Should your SDRs live in your system of record or system of action?

Posted June 27, 2019

By Mark Kosoglow

VP of Sales at Outreach

An interesting question was recently posted to the Modern Sales Pros community--one of the most useful forums for sales people out there--and I had some thoughts that, I hope, merit sharing.

A member wrote how he had just rolled out a sales engagement platform (SEP) for his team and had three key questions about how to best utilize his CRM against his system of action, the latter term I use loosely since it wasn’t Outreach. Paraphrasing, the questions were:

  • Should SDRs put their contacts into Salesforce (SFDC) first?
  • Should I let SDRs run and import their own Lists and/or Reports, or should there be a designated team member to create Lists?
  • Where should my SDRs look to find new Contacts? What about existing Contacts for a specific campaign: regionally, industry, segment, etc.?

I read through others’ comments, but many of them centered around the assumption that there has to be a set order of operations because the relationship between that specific SEP and SDFC works best with a particular data sync direction. I offered my two-cents based on my experience and incredible advantage of working with Outreach.

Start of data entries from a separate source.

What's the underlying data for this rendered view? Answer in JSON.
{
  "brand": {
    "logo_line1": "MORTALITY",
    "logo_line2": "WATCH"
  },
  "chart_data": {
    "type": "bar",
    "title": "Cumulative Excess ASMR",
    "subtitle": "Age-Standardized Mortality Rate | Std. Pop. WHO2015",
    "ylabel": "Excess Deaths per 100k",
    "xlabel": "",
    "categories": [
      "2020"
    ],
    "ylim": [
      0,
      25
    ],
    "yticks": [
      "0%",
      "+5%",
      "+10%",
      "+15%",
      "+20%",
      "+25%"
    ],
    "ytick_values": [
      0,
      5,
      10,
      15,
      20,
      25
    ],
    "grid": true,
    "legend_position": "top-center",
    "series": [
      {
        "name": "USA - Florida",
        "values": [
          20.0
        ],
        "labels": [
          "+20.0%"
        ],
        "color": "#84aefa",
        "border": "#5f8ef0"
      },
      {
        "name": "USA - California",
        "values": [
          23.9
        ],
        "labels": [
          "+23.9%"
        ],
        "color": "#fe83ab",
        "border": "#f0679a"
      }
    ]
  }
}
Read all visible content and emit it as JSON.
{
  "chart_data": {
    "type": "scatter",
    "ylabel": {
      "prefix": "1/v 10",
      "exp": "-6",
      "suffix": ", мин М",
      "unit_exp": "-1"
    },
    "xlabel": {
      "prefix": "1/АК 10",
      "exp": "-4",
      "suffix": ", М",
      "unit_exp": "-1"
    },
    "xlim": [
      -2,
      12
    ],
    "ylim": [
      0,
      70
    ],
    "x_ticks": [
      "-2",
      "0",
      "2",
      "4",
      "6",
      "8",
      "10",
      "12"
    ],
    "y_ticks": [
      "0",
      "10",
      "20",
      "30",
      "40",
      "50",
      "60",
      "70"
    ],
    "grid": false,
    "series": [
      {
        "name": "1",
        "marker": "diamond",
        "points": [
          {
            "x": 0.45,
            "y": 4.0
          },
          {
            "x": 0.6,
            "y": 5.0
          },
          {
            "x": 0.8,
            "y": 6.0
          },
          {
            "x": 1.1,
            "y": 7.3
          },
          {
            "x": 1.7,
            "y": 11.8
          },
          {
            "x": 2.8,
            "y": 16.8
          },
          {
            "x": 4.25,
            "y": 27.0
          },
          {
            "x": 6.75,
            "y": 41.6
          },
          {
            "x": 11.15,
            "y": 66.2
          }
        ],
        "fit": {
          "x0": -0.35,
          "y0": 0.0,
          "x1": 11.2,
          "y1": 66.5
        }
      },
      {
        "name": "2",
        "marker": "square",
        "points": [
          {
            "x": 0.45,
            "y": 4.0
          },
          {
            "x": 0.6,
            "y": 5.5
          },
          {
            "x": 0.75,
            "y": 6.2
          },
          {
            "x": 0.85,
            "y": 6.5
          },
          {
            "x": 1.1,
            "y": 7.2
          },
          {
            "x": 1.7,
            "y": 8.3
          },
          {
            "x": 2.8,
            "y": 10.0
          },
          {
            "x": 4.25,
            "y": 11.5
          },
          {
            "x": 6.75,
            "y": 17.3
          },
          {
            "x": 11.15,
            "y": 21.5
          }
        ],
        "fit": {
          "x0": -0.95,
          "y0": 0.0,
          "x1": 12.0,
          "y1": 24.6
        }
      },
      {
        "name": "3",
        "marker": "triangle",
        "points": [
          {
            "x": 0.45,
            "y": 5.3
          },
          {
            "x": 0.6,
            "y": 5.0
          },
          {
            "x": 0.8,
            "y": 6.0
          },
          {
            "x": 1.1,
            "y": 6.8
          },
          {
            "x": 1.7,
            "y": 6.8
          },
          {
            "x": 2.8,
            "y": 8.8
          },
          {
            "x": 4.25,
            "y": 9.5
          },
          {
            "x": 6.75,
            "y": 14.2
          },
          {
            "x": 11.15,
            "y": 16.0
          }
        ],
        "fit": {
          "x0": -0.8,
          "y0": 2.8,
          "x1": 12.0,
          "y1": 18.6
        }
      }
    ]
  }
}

Q1: Should SDRs put their contacts into SFDC first?

For me, I consider it best practice to let your reps work out of whichever platform they enjoy most, because people will do what they enjoy.

Personally, I'm not sure if there is a ton of benefit in working out of SFDC since it is just an ugly UI for data entry, but your SEP should be agile and well-designed enough to handle both scenarios so it shouldn't really matter. On a side note, I think forward-thinking revenue leaders are exploring just how expensive CRM is for being a database. Most companies have databases housing information that is just as valuable as the data in CRM but are paying pennies on the dollar for it.

For example, if you have outbound contact creation enabled, the platform should create the contact for you in SFDC.

Conversely, if you have inbound contact creation enabled, the platform should create the lead for you in your SEP after it’s created in SFDC.

One shouldn't be better than another unless there’s a key business process that needs to be supported by an SFDC-centric workflow, which should be uncovered during the technical requirements gathering phase of onboarding, or ideally, pre-sales.

We have customers who disagree with me, and I'll keep trying to change their minds, but I prefer to have reps work out of a system of action where they can actually do the things it takes to drive revenue: call, email, book meetings, iterate, and improve. This is also insurance for when SDFC might go down--our reps didn’t even flinch and were still able to crush their day even without SDFC. Because of our platform’s system architecture, all the data was saved in Outreach and synced once SFDC was back online.

Q2: Should I let SDRs run and import their own Lists and/or Reports, or should there be a designated team member to create Lists?

I think there’s good and bad to both scenarios. Our best practice is that reps should best be able to understand who to engage, and running reports and lists to power how they attack their territory is a key part of that.

There are generally two buckets of contacts/leads: 1) those that require little human decision to route them, and 2) those that require some thought and judgement to make sure they are handled correctly.

A SEP should deliver a look across the different types of leads/contacts so you’re able to pull the levers that you need to in order to engage them efficiently.

In Outreach, teams can categorize contacts/leads to separate those that are quickly actionable from those that need to be routed through a more high-touch, thoughtful process. I don’t think there’s a need to have reps create a list for the prospects who just need to be routed through a process, and in fact, giving a rep the ability to intercept the process might be counterproductive.

More high leverage contacts, like those you’re engaging with during a deal cycle, should go into a saved filtered view so they’re cordoned off and easily accessed. This empowers a rep with the data they need to decide what to do with them.

In Outreach, reps are able to create lists to drill down and highlight the contacts or leads that may require more high-touch engagement or are already active in a deal cycle.

Q3: Where do they look to find new Contacts? What about existing Contacts for a specific campaign (regionally, industry, segment, etc.)?

For new contacts that are already in your CRM, we have our reps create a saved filter that is a real time list of a customized view of contacts that meet certain criteria: title, seniority, industry, region, etc.

With Outreach’s multi-faceted sort and filter options, reps can quickly customize--and save--a number of views that allow them to quickly see a list of people and their status: active in a sequence, engagement patterns over the last 12 months, etc.

Rally Your Team around Action, not Storage

A SEP worth its salt should free your team to focus on what matters: engaging customers in meaningful ways and in the most streamlined way possible. A CRM is good as a clearinghouse for customer data, but I will always want my team selling out of Outreach, rather than searching their CRM. All things being equal, I want reps doing stuff that gets deals in the pipeline and moves deals forward.